Gênova: itinerário de 1 dia entre 5 fortalezas históricas e paisagens deslumbrantes

Gênova não é só porto e aquário: a poucos passos do centro, nos montes que abraçam a cidade, escondem-se cinco fortalezas históricas pouco frequentadas por turistas. Este itinerário de um dia combina caminhadas e história, oferecendo vistas deslumbrantes sobre o Golfo e o interior. Partindo da Porta Soprana, sobe-se por trilhos imersos no verde até ao Forte Diamante, Forte Irmão Maior, Forte Sperone, Forte Begato e Forte Tenaglia.
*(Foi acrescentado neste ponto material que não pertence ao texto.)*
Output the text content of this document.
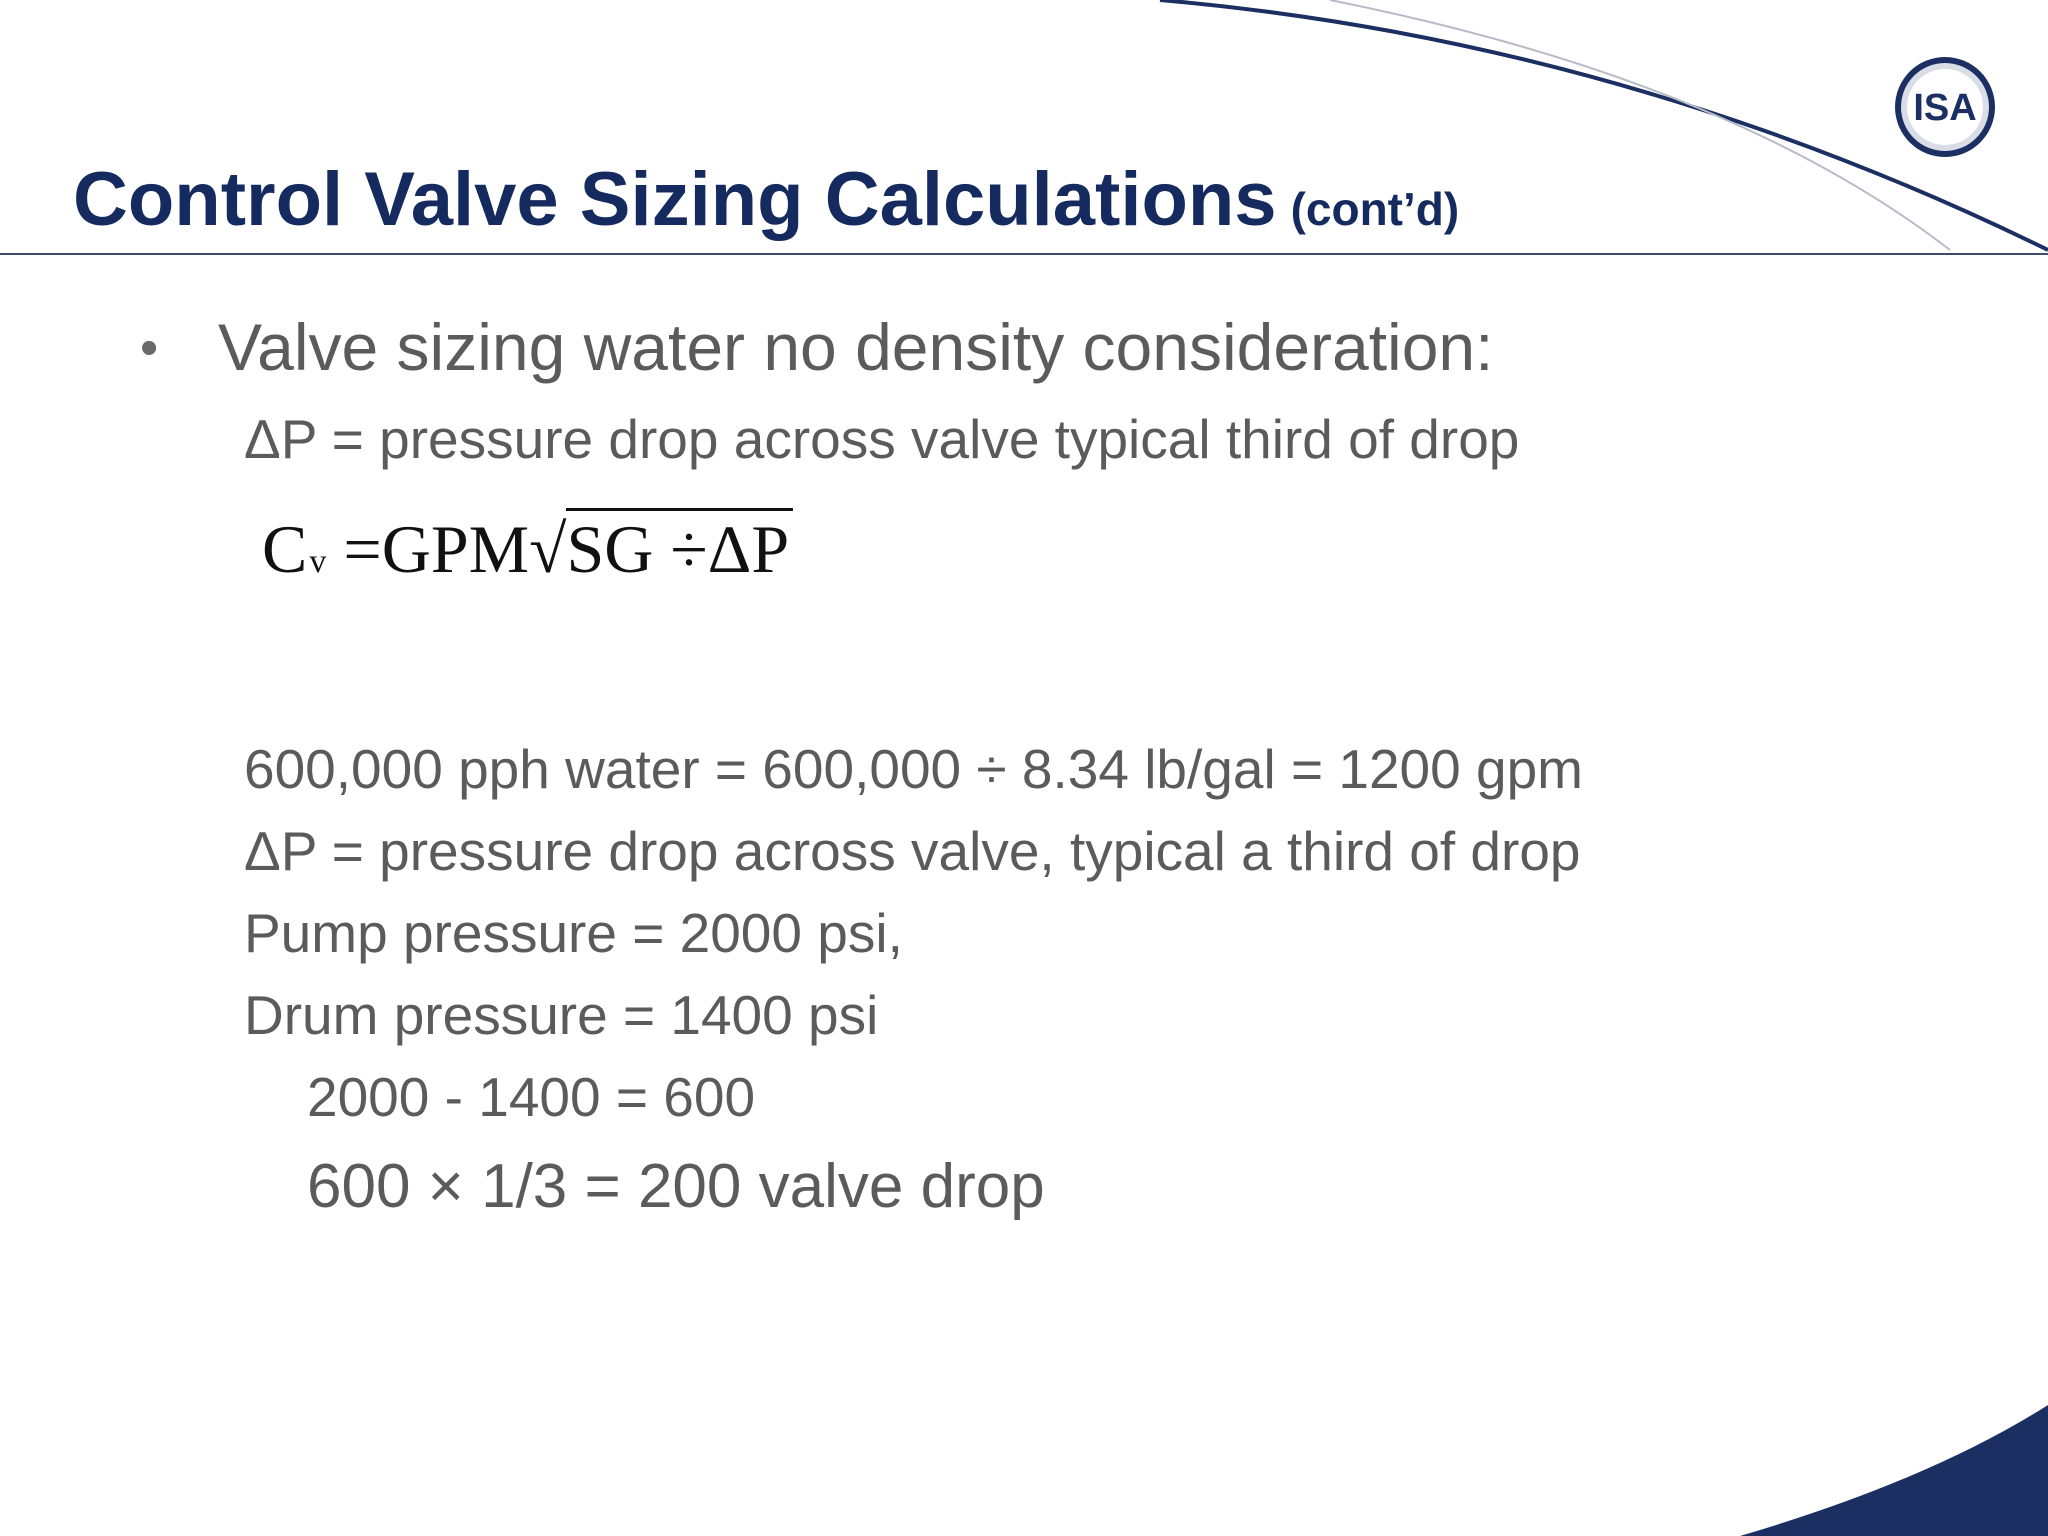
ISA
Control Valve Sizing Calculations (cont’d)
• Valve sizing water no density consideration:
ΔP = pressure drop across valve typical third of drop
Cv =GPM√SG ÷ΔP
600,000 pph water = 600,000 ÷ 8.34 lb/gal = 1200 gpm
ΔP = pressure drop across valve, typical a third of drop
Pump pressure = 2000 psi,
Drum pressure = 1400 psi
2000 - 1400 = 600
600 × 1/3 = 200 valve drop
Cada fortaleza conta séculos de defesa da República de Génova, com estruturas imponentes e visitas muitas vezes gratuitas. O percurso, de cerca de 10 km com desnível médio, é adequado para quem gosta de caminhar e descobrir cantos autênticos. Perfeito para um passeio fora da cidade, longe das multidões, com paragens para piquenique com vista. Leve sapatos confortáveis, água e máquina fotográfica: a luz do crepúsculo sobre os baluartes é inesquecível. Uma forma diferente de viver Gênova, entre fortalezas e natureza, num itinerário de 1 dia que une caminhadas e paisagens únicas.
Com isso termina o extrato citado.